Павловна утёрлась маленьким полотенцем и откинулась на спинку стула:
– За сколько ты, голуба, машину хотела толкнуть?
– А вы купить хотите? – засмеялась Таисия.
– Позубоскаль мне, я тут ночью накидала кой-какую схему.
– По-моему, вы прекрасно и крепко спали? – Таисия прищурилась, – у меня сегодня такое настроение чудное, такая лёгкость, давно я такой свободы не чувствовала, – под пристальным взглядом Павловны, Таисия перестала описывать свой восторг, – тысяч восемнадцать, недорого и продать можно быстро, у меня время поджимает.
– За такую цену покупатель уже имеется, значит, можно сказать ребятам, чтобы загоняли на СТО, подшаманить кой-чего в ней надо, чтобы как конфетка была.
– А откуда вы могли узнать, за сколько я хотела продать? Во сне приснилось?

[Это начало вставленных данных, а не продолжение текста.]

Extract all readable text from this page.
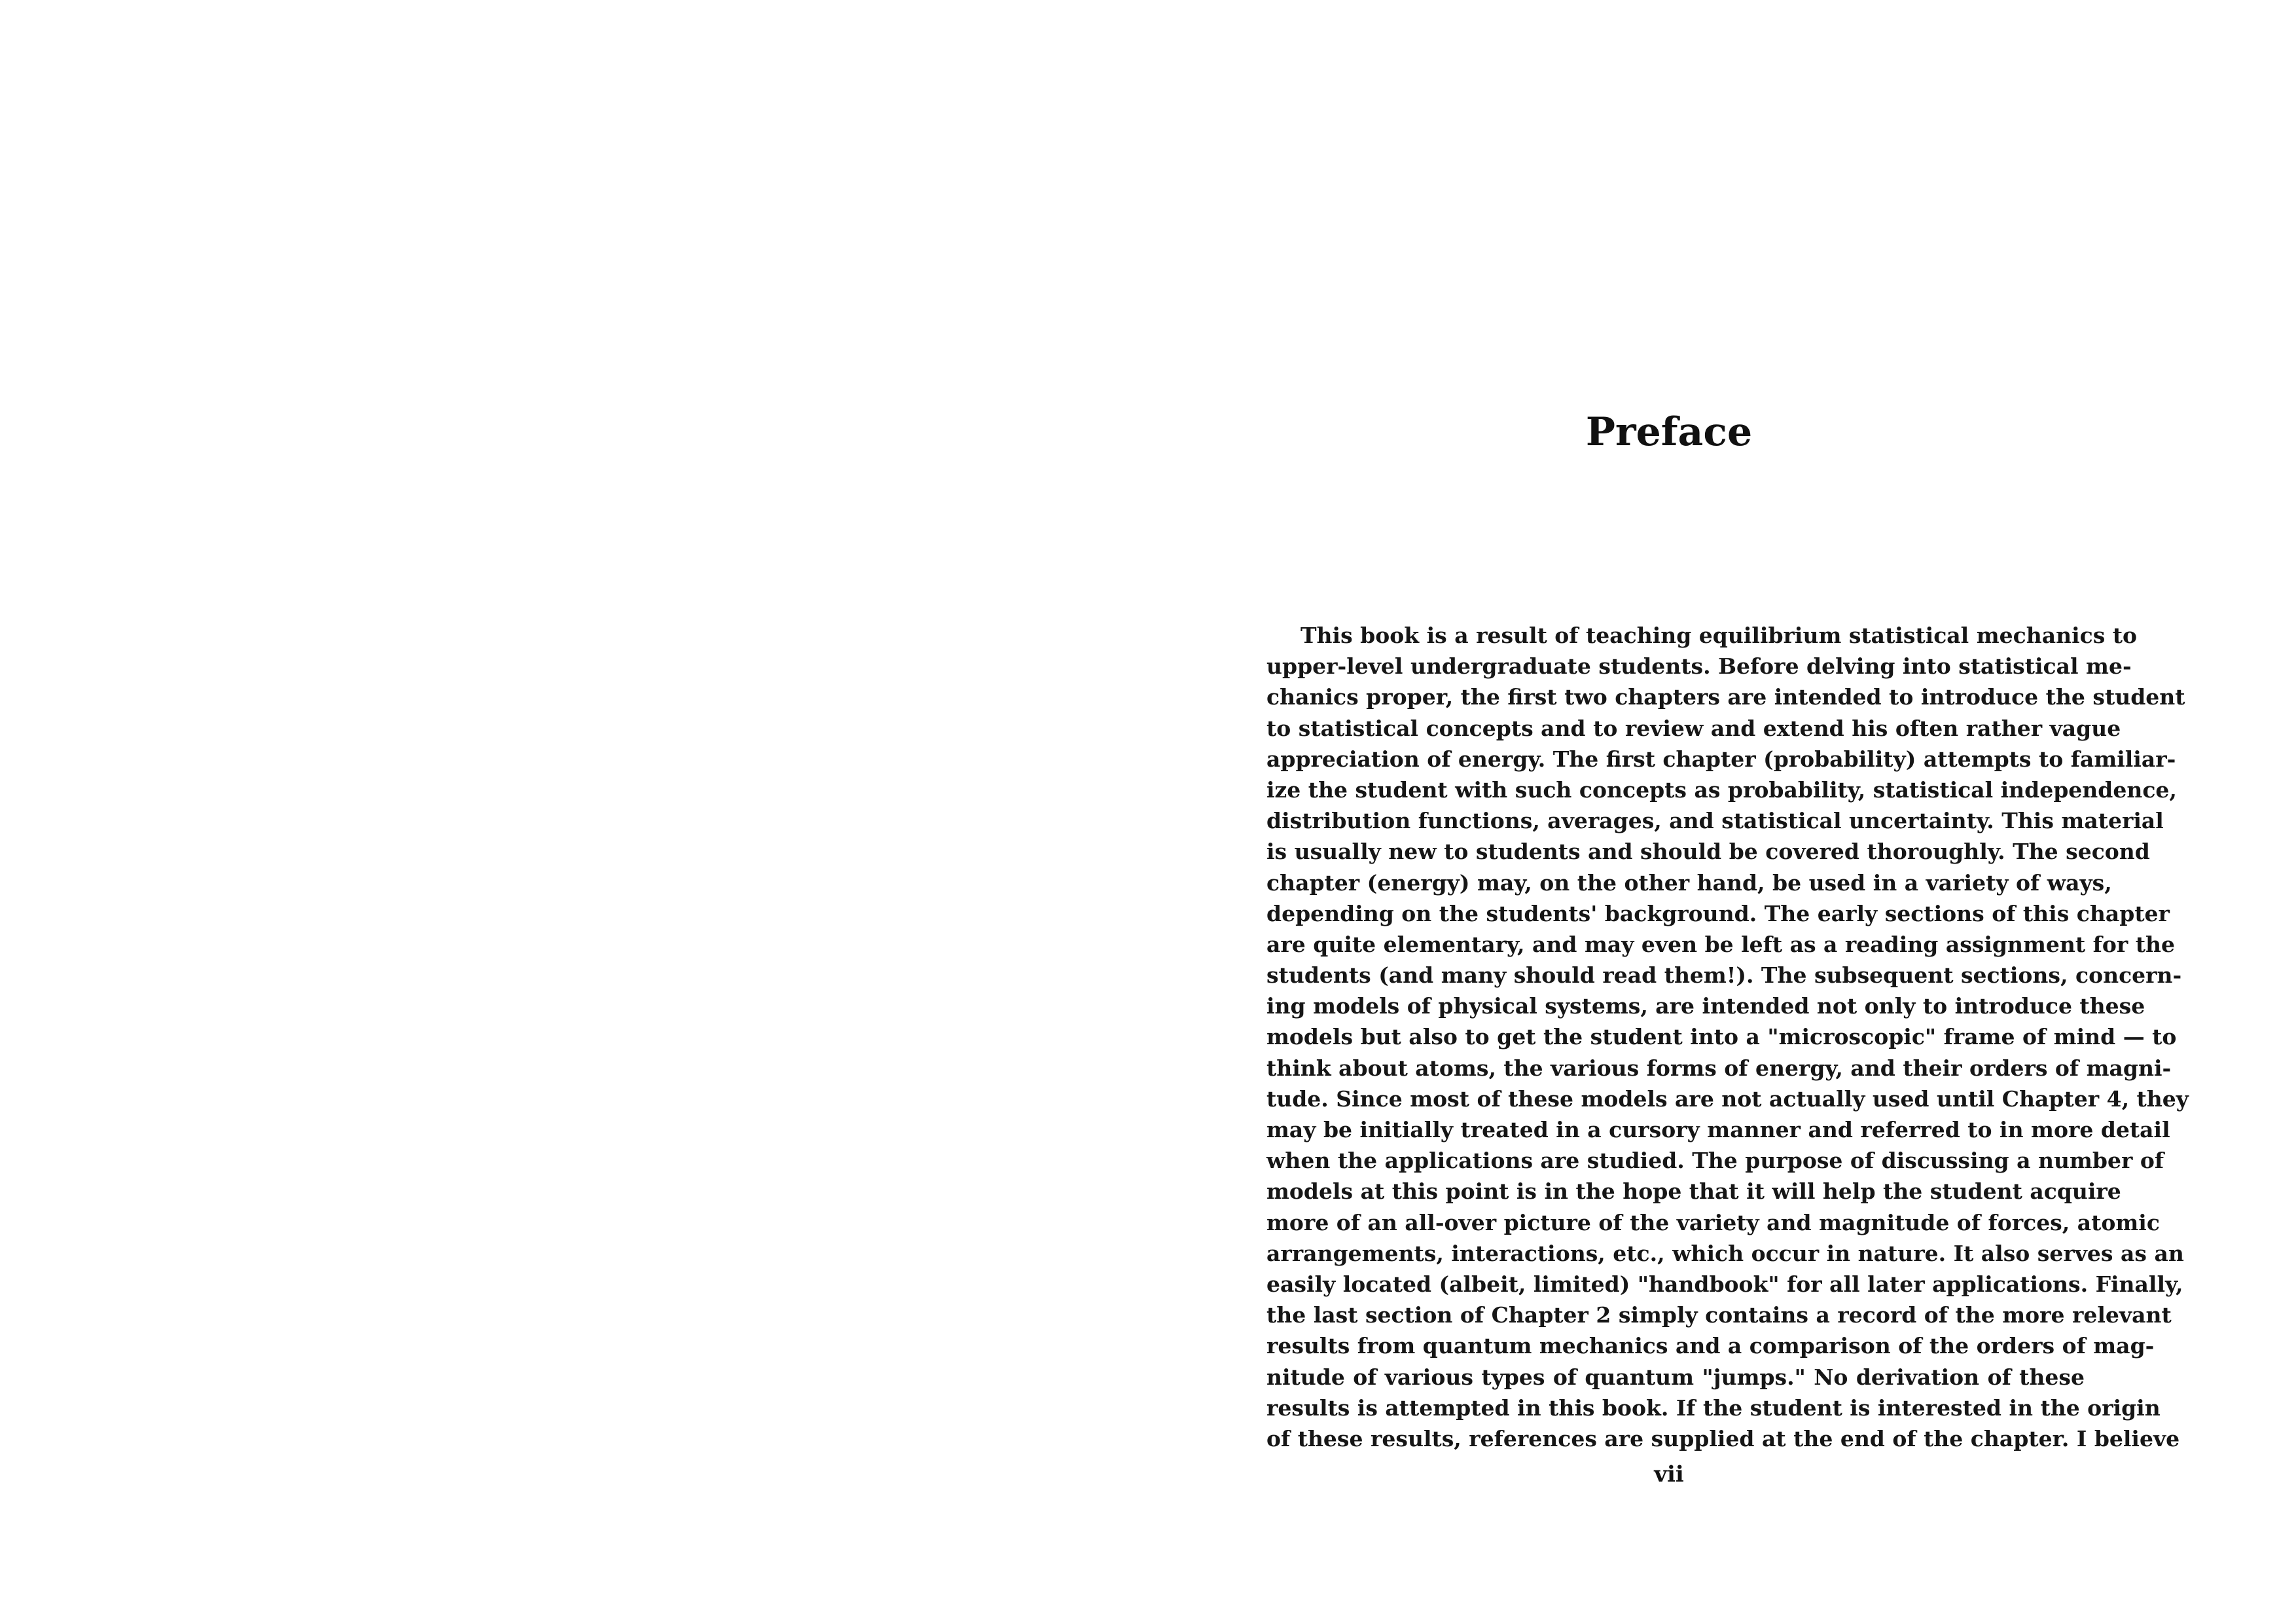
Preface
This book is a result of teaching equilibrium statistical mechanics to
upper-level undergraduate students. Before delving into statistical me-
chanics proper, the first two chapters are intended to introduce the student
to statistical concepts and to review and extend his often rather vague
appreciation of energy. The first chapter (probability) attempts to familiar-
ize the student with such concepts as probability, statistical independence,
distribution functions, averages, and statistical uncertainty. This material
is usually new to students and should be covered thoroughly. The second
chapter (energy) may, on the other hand, be used in a variety of ways,
depending on the students' background. The early sections of this chapter
are quite elementary, and may even be left as a reading assignment for the
students (and many should read them!). The subsequent sections, concern-
ing models of physical systems, are intended not only to introduce these
models but also to get the student into a "microscopic" frame of mind — to
think about atoms, the various forms of energy, and their orders of magni-
tude. Since most of these models are not actually used until Chapter 4, they
may be initially treated in a cursory manner and referred to in more detail
when the applications are studied. The purpose of discussing a number of
models at this point is in the hope that it will help the student acquire
more of an all-over picture of the variety and magnitude of forces, atomic
arrangements, interactions, etc., which occur in nature. It also serves as an
easily located (albeit, limited) "handbook" for all later applications. Finally,
the last section of Chapter 2 simply contains a record of the more relevant
results from quantum mechanics and a comparison of the orders of mag-
nitude of various types of quantum "jumps." No derivation of these
results is attempted in this book. If the student is interested in the origin
of these results, references are supplied at the end of the chapter. I believe
vii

– Я что, на ясновидящую похожа? – нахмурилась Павловна, – хорошо, объясню тебе, но заметь, против своих принципов поступаю. Проще было послать тебя подальше с твоими расспросами, да ладно, раз уж живём вместе, надо тебя капельку в курсе держать. Есть у меня кабинет, где я все вопросы решаю, сама понимаешь, детство у меня тяжелое было, деревянные игрушки, велосипед без седушки, да опять же, Антанта проклятая может подслушать.
Таисия ухохатывалась до слёз:
– Вот уж не думала, что туалет можно считать резиденцией, вы случайно там рекомендаций по курсу Доу Джонса и цене на баррель нефти не даёте?
– А дала бы, если бы спросили, – Павловна состроила ехидную рожицу, – хватит ржать, нажми-ка вот эту кнопочку.
– Вы всегда мобильник выключаете? А вдруг кто-то захочет вам позвонить? Городского телефона у вас я не заметила.
– А неча меня беспокоить, кому надо, того сама достану, опять же, Антанта проклятая может запеленговать, по телевизору что, не видела, каждый сотовый можно по спутнику найти. Так, прибирай-ка на столе, – Павловна махнула рукой, а потом посмотрела на Таисию, – спасибо за еду, девонька, давно я домашней пищией кишки свои не радовала.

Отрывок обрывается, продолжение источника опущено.